Let them abstain from salty, sharp, and acidic things; also from foods of a hard and dense substance, and those which nourish the most; likewise from legumes, except for the black broth of chickpeas.
The quantity [of food] ought to be moderate: indigestions and over-satieties are especially to be avoided.
As for remedies, a thick, viscous, and tenacious humor is removed by contrary medicines, namely those that are attenuating, incisive, and preparatory. Such are: honey of roses, acetous syrup, [the syrup] of the two and five roots, simple and compound oxymel, etc.
An abundance of humor is evacuated by bloodletting: from the elbow while the flow to the kidneys is still imminent; from the popliteal [vein] if it has persisted.
If the stomach is filled with undigested humors (unless something prevents it), vomiting should be provoked. Impurity of the intestines is washed away by enemas.
Purgation is undertaken with milder things, such as manna, diacatholicon, and diasenna.
For plethoric persons subject to the stone, strong diuretics should not be administered before the evacuation of the plethora itself.
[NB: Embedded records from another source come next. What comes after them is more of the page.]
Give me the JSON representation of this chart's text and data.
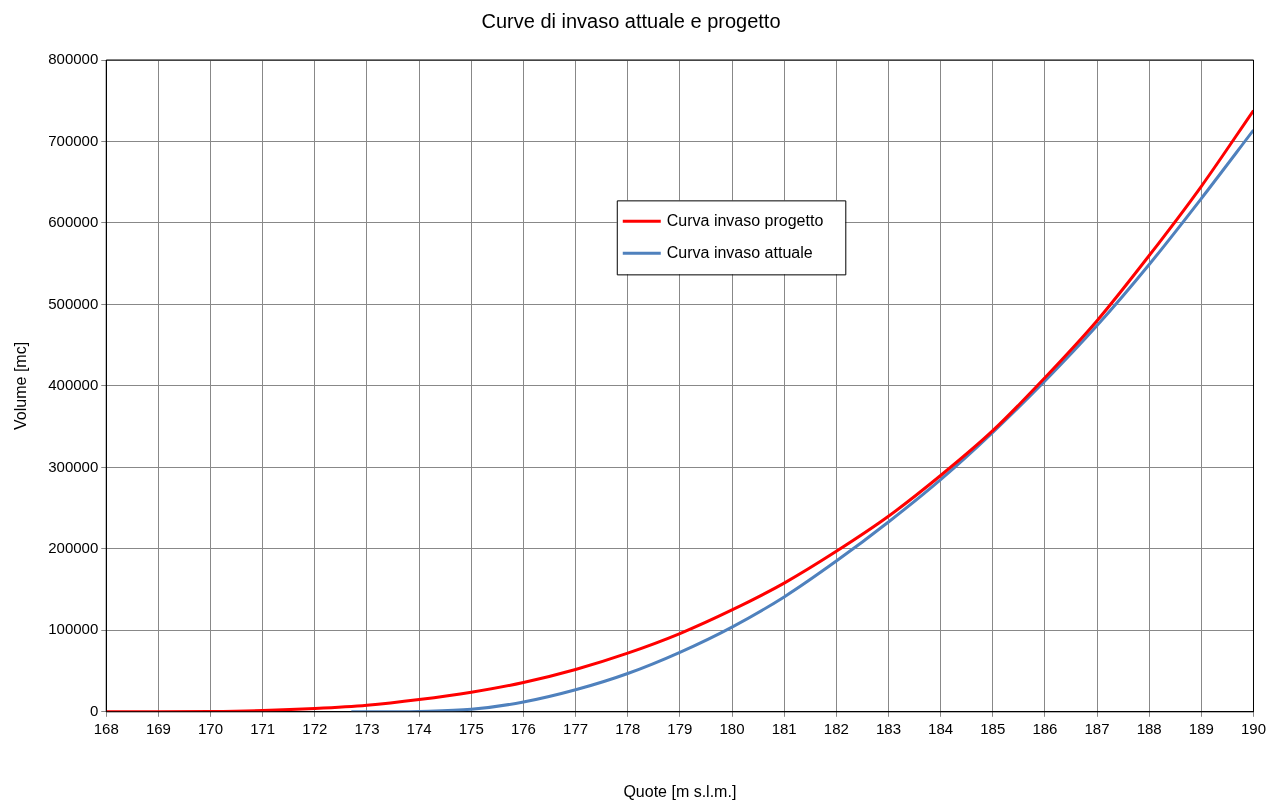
{
  "chart_data": {
    "type": "line",
    "title": "Curve di invaso attuale e progetto",
    "xlabel": "Quote [m s.l.m.]",
    "ylabel": "Volume [mc]",
    "xlim": [
      168,
      190
    ],
    "xticks": [
      168,
      169,
      170,
      171,
      172,
      173,
      174,
      175,
      176,
      177,
      178,
      179,
      180,
      181,
      182,
      183,
      184,
      185,
      186,
      187,
      188,
      189,
      190
    ],
    "ylim": [
      0,
      800000
    ],
    "yticks": [
      0,
      100000,
      200000,
      300000,
      400000,
      500000,
      600000,
      700000,
      800000
    ],
    "grid": true,
    "legend": "top",
    "marker": "none",
    "line_style": "solid",
    "series": [
      {
        "name": "Curva invaso progetto",
        "color": "#ff0000",
        "x": [
          168,
          169,
          170,
          171,
          172,
          173,
          174,
          175,
          176,
          177,
          178,
          179,
          180,
          181,
          182,
          183,
          184,
          185,
          186,
          187,
          188,
          189,
          190
        ],
        "values": [
          0,
          0,
          300,
          1500,
          4000,
          8000,
          15000,
          24000,
          36000,
          52000,
          72000,
          96000,
          125000,
          158000,
          197000,
          240000,
          290000,
          345000,
          410000,
          480000,
          560000,
          645000,
          738000
        ]
      },
      {
        "name": "Curva invaso attuale",
        "color": "#4f81bd",
        "x": [
          172.7,
          173,
          174,
          175,
          176,
          177,
          178,
          179,
          180,
          181,
          182,
          183,
          184,
          185,
          186,
          187,
          188,
          189,
          190
        ],
        "values": [
          0,
          0,
          500,
          3000,
          12000,
          27000,
          47000,
          73000,
          104000,
          141000,
          185000,
          233000,
          285000,
          343000,
          406000,
          474000,
          549000,
          630000,
          714000
        ]
      }
    ]
  }
}
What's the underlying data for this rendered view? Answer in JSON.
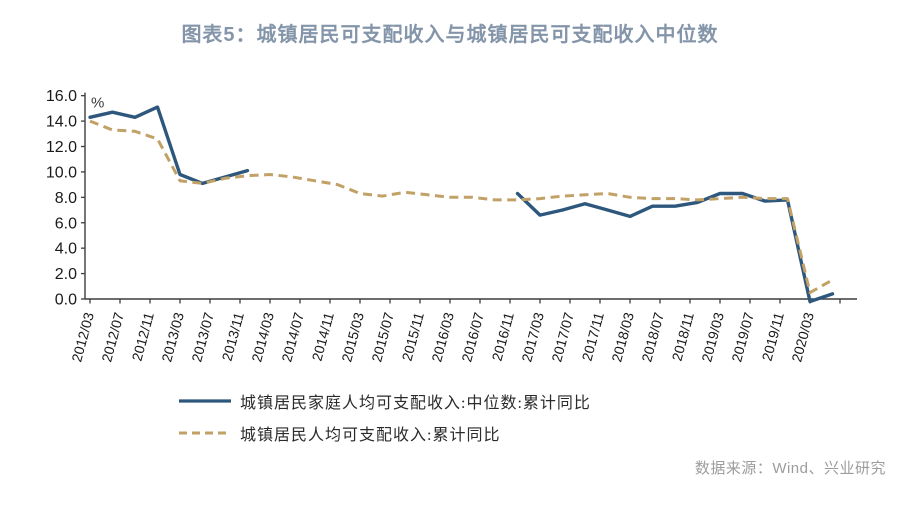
{
  "chart_data": {
    "type": "line",
    "title": "图表5：城镇居民可支配收入与城镇居民可支配收入中位数",
    "title_color": "#8495aa",
    "unit_label": "%",
    "ylim": [
      0,
      16
    ],
    "ytick_step": 2,
    "grid": false,
    "legend_position": "bottom-left",
    "x_labels": [
      "2012/03",
      "2012/07",
      "2012/11",
      "2013/03",
      "2013/07",
      "2013/11",
      "2014/03",
      "2014/07",
      "2014/11",
      "2015/03",
      "2015/07",
      "2015/11",
      "2016/03",
      "2016/07",
      "2016/11",
      "2017/03",
      "2017/07",
      "2017/11",
      "2018/03",
      "2018/07",
      "2018/11",
      "2019/03",
      "2019/07",
      "2019/11",
      "2020/03"
    ],
    "series": [
      {
        "key": "median-income",
        "name": "城镇居民家庭人均可支配收入:中位数:累计同比",
        "color": "#2d577c",
        "line_style": "solid",
        "segments": [
          [
            [
              "2012/03",
              14.3
            ],
            [
              "2012/06",
              14.7
            ],
            [
              "2012/09",
              14.3
            ],
            [
              "2012/12",
              15.1
            ],
            [
              "2013/03",
              9.8
            ],
            [
              "2013/06",
              9.1
            ],
            [
              "2013/09",
              9.6
            ],
            [
              "2013/12",
              10.1
            ]
          ],
          [
            [
              "2016/12",
              8.3
            ],
            [
              "2017/03",
              6.6
            ],
            [
              "2017/06",
              7.0
            ],
            [
              "2017/09",
              7.5
            ],
            [
              "2017/12",
              7.0
            ],
            [
              "2018/03",
              6.5
            ],
            [
              "2018/06",
              7.3
            ],
            [
              "2018/09",
              7.3
            ],
            [
              "2018/12",
              7.6
            ],
            [
              "2019/03",
              8.3
            ],
            [
              "2019/06",
              8.3
            ],
            [
              "2019/09",
              7.7
            ],
            [
              "2019/12",
              7.8
            ],
            [
              "2020/03",
              -0.2
            ],
            [
              "2020/06",
              0.4
            ]
          ]
        ]
      },
      {
        "key": "per-capita-income",
        "name": "城镇居民人均可支配收入:累计同比",
        "color": "#c2a167",
        "line_style": "dashed",
        "segments": [
          [
            [
              "2012/03",
              14.0
            ],
            [
              "2012/06",
              13.3
            ],
            [
              "2012/09",
              13.2
            ],
            [
              "2012/12",
              12.6
            ],
            [
              "2013/03",
              9.3
            ],
            [
              "2013/06",
              9.1
            ],
            [
              "2013/09",
              9.5
            ],
            [
              "2013/12",
              9.7
            ],
            [
              "2014/03",
              9.8
            ],
            [
              "2014/06",
              9.6
            ],
            [
              "2014/09",
              9.3
            ],
            [
              "2014/12",
              9.0
            ],
            [
              "2015/03",
              8.3
            ],
            [
              "2015/06",
              8.1
            ],
            [
              "2015/09",
              8.4
            ],
            [
              "2015/12",
              8.2
            ],
            [
              "2016/03",
              8.0
            ],
            [
              "2016/06",
              8.0
            ],
            [
              "2016/09",
              7.8
            ],
            [
              "2016/12",
              7.8
            ],
            [
              "2017/03",
              7.9
            ],
            [
              "2017/06",
              8.1
            ],
            [
              "2017/09",
              8.2
            ],
            [
              "2017/12",
              8.3
            ],
            [
              "2018/03",
              8.0
            ],
            [
              "2018/06",
              7.9
            ],
            [
              "2018/09",
              7.9
            ],
            [
              "2018/12",
              7.8
            ],
            [
              "2019/03",
              7.9
            ],
            [
              "2019/06",
              8.0
            ],
            [
              "2019/09",
              7.9
            ],
            [
              "2019/12",
              7.9
            ],
            [
              "2020/03",
              0.5
            ],
            [
              "2020/06",
              1.5
            ]
          ]
        ]
      }
    ]
  },
  "source": {
    "text": "数据来源：Wind、兴业研究",
    "color": "#9c9c9c"
  }
}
To the pharmaceutical branch one may refer those things which are able to break the stone and provoke urine, an abundance of which may be seen in the authors; yet among other simples, these are especially in use: the five opening roots, broom seed, lithospermum, and the herbs betony and saxifrage. There are also fruits, metals, stones, animals, and liquids, all of which it was not my intention to treat here.
The usual compound medicines are Lithontribon, the Electuary of Justin, dialacca, dianisum, etc. Magisterial formulas are those which can be prepared on the spot from simples according to the rules of the art.